Data about epidemiology and motility in Salmonella are scarce. Grossman et al. (13) reported an association between decreased motility and decreased severity of illness in clinical isolates of S. Typhi from Indonesia. More recently, it was reported that impaired motility in four poultry-associated isolates of S. Enteritidis was associated with low invasiveness in differentiated Caco-2 cells and reduced virulence in the mouse typhoid model (33). In the present work, we screened a comprehensive collection of isolates derived from human clinical, animal, and environmental sources and found that 72 out of 266 (27%) showed total absence of motility. A specific survey for the motA(T551G) mutation revealed its presence in 15 isolates obtained during the epidemic and postepidemic periods in Uruguay, with it being recovered mainly from animal sources, including eggs, rather than from human sources. Thus, it can be hypothesized that the presence of proinflammatory but paralyzed flagella impairs the ability of S. Enteritidis to cause intestinal disease in the human host but does not prevent Salmonella infections of chickens nor egg contamination. Supporting this view, it has been reported that a motAB::cat mutant of S. Enteritidis, with paralyzed flagella, was recovered from livers and spleens of chickens in numbers similar to those of the wild type (1). Further, our previous results demonstrated that two motA(T551G) S. Enteritidis isolates (251/01 and 254/01) were capable of colonizing the spleens and reproductive tracts of 3 day-old-chicks (43). However, both isolates differed extensively in their chicken invasiveness (43), demonstrating that with natural isolates the picture is more complex than that obtained with artificially constructed mutants. To the best of our knowledge, there are no reports studying the capability of Salmonella-paralyzed mutants to infect eggs, but the fact that 7 out of the 15 motA mutants were isolated from eggs supports the hypothesis that this mutation does not prevent S. Enteritidis from contaminating them.

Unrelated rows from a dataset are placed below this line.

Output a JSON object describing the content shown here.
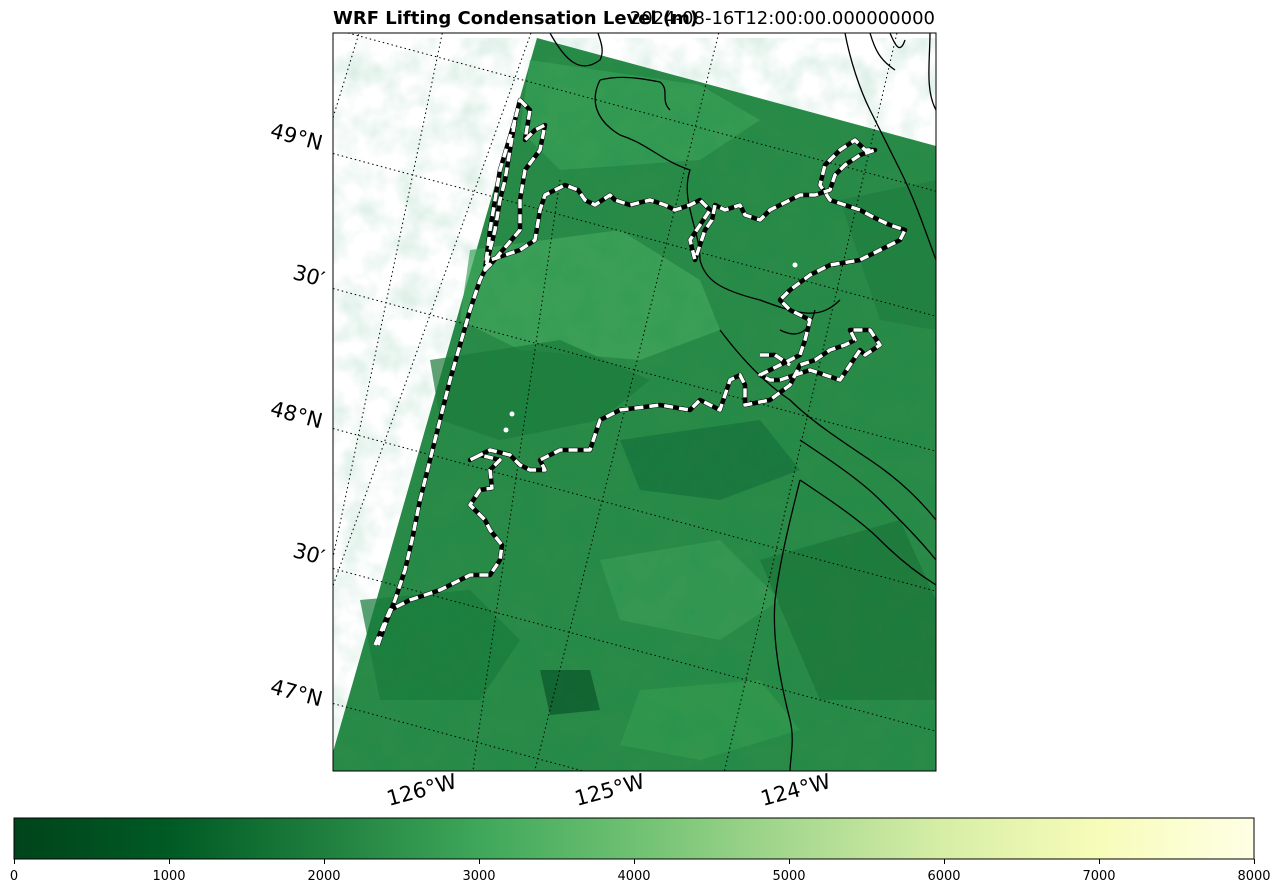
{
  "title_left": "WRF Lifting Condensation Level (m)",
  "title_right": "2024-08-16T12:00:00.000000000",
  "lat_labels": [
    "49°N",
    "30′",
    "48°N",
    "30′",
    "47°N"
  ],
  "lon_labels": [
    "126°W",
    "125°W",
    "124°W"
  ],
  "colorbar": {
    "colormap": "Greens_r",
    "min": 0,
    "max": 8000,
    "ticks": [
      "0",
      "1000",
      "2000",
      "3000",
      "4000",
      "5000",
      "6000",
      "7000",
      "8000"
    ],
    "colors": [
      "#00441b",
      "#006d2c",
      "#238b45",
      "#41ab5d",
      "#74c476",
      "#a1d99b",
      "#c7e9c0",
      "#f7fcb9",
      "#ffffe5"
    ]
  },
  "map": {
    "field_color": "#2a8a47",
    "coastline_color": "#000000",
    "contour_style": "white dashed over black",
    "gridline_style": "dotted"
  }
}
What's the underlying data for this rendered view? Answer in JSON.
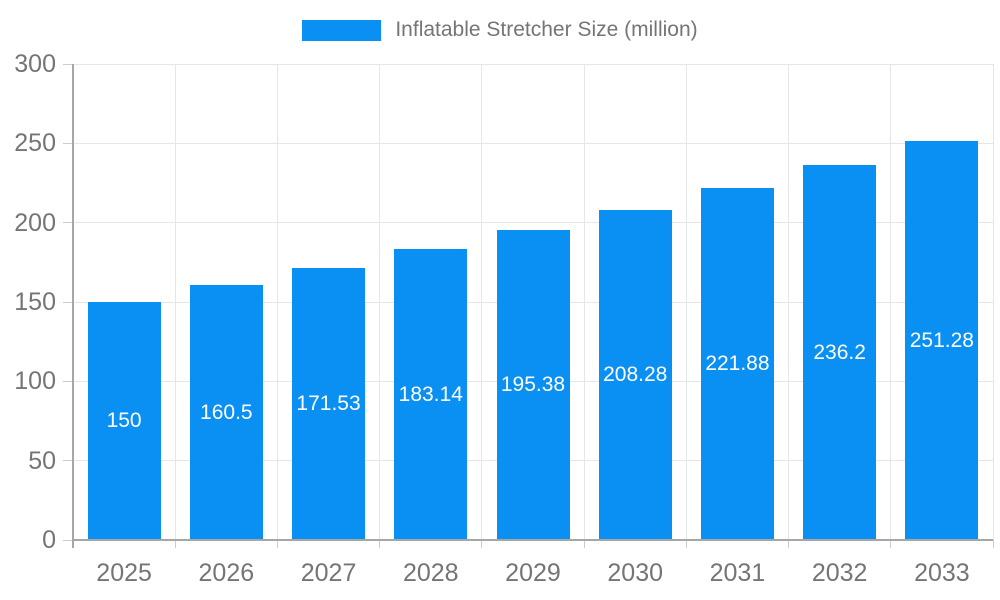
{
  "chart_data": {
    "type": "bar",
    "title": "Inflatable Stretcher Size (million)",
    "legend": [
      {
        "label": "Inflatable Stretcher Size (million)",
        "color": "#0a90f2"
      }
    ],
    "legend_position": "top-center",
    "categories": [
      "2025",
      "2026",
      "2027",
      "2028",
      "2029",
      "2030",
      "2031",
      "2032",
      "2033"
    ],
    "series": [
      {
        "name": "Inflatable Stretcher Size (million)",
        "values": [
          150,
          160.5,
          171.53,
          183.14,
          195.38,
          208.28,
          221.88,
          236.2,
          251.28
        ]
      }
    ],
    "value_labels": [
      "150",
      "160.5",
      "171.53",
      "183.14",
      "195.38",
      "208.28",
      "221.88",
      "236.2",
      "251.28"
    ],
    "xlabel": "",
    "ylabel": "",
    "ylim": [
      0,
      300
    ],
    "yticks": [
      0,
      50,
      100,
      150,
      200,
      250,
      300
    ],
    "grid": true,
    "colors": {
      "bar": "#0a90f2",
      "value_label": "#ffffff",
      "axis_text": "#757575",
      "axis_line": "#a6a6a6",
      "gridline": "#e6e6e6",
      "tick": "#cccccc",
      "background": "#ffffff"
    }
  }
}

In mice, it has been reported that motility allows S. Typhimurium to benefit from the nutrients released in the context of an inflamed gut by increasing the growth rate and improving pathogen fitness to compete with the intestinal microbiota (37). We speculate that in the human host, the motA mutants would not be able to cause disease, although they may elicit a proinflammatory response, because the lack of motility prevents them from efficient access to the localized high-energy nutrients released upon inflammation, avoiding efficient gut colonization. In addition, the diminished ability of the motA isolate to enter intestinal epithelial cells may account for a reduced proinflammatory response in the intestine and reduced pathogenesis.

The hypothesis that paralyzed S. Enteritidis mutants, though able to colonize chickens and infect eggs, would be impaired in causing disease in humans is challenging. It could be the result of the different ways the mammalian and avian hosts respond to Salmonella infection. In this regard, it has been reported that oral infection with S. Typhimurium induces upregulation of the TLR15 receptor in chicken ceca (17). Interestingly, TLR15 is an avian-specific TLR which is therefore absent in mammals, suggesting that different pathways are involved in the host response to Salmonella infection.

In conclusion, in this study we identified 72 natural isolates of S. Enteritidis lacking motility from a comprehensive collection of 266 epidemic-spanning isolates and determined the presence of paralyzed flagella as the cause of this phenotype in 15 of them, derived mainly from nonhuman sources. The cause of the absence of motility in the remaining 57 nonmotile isolates remains to be determined.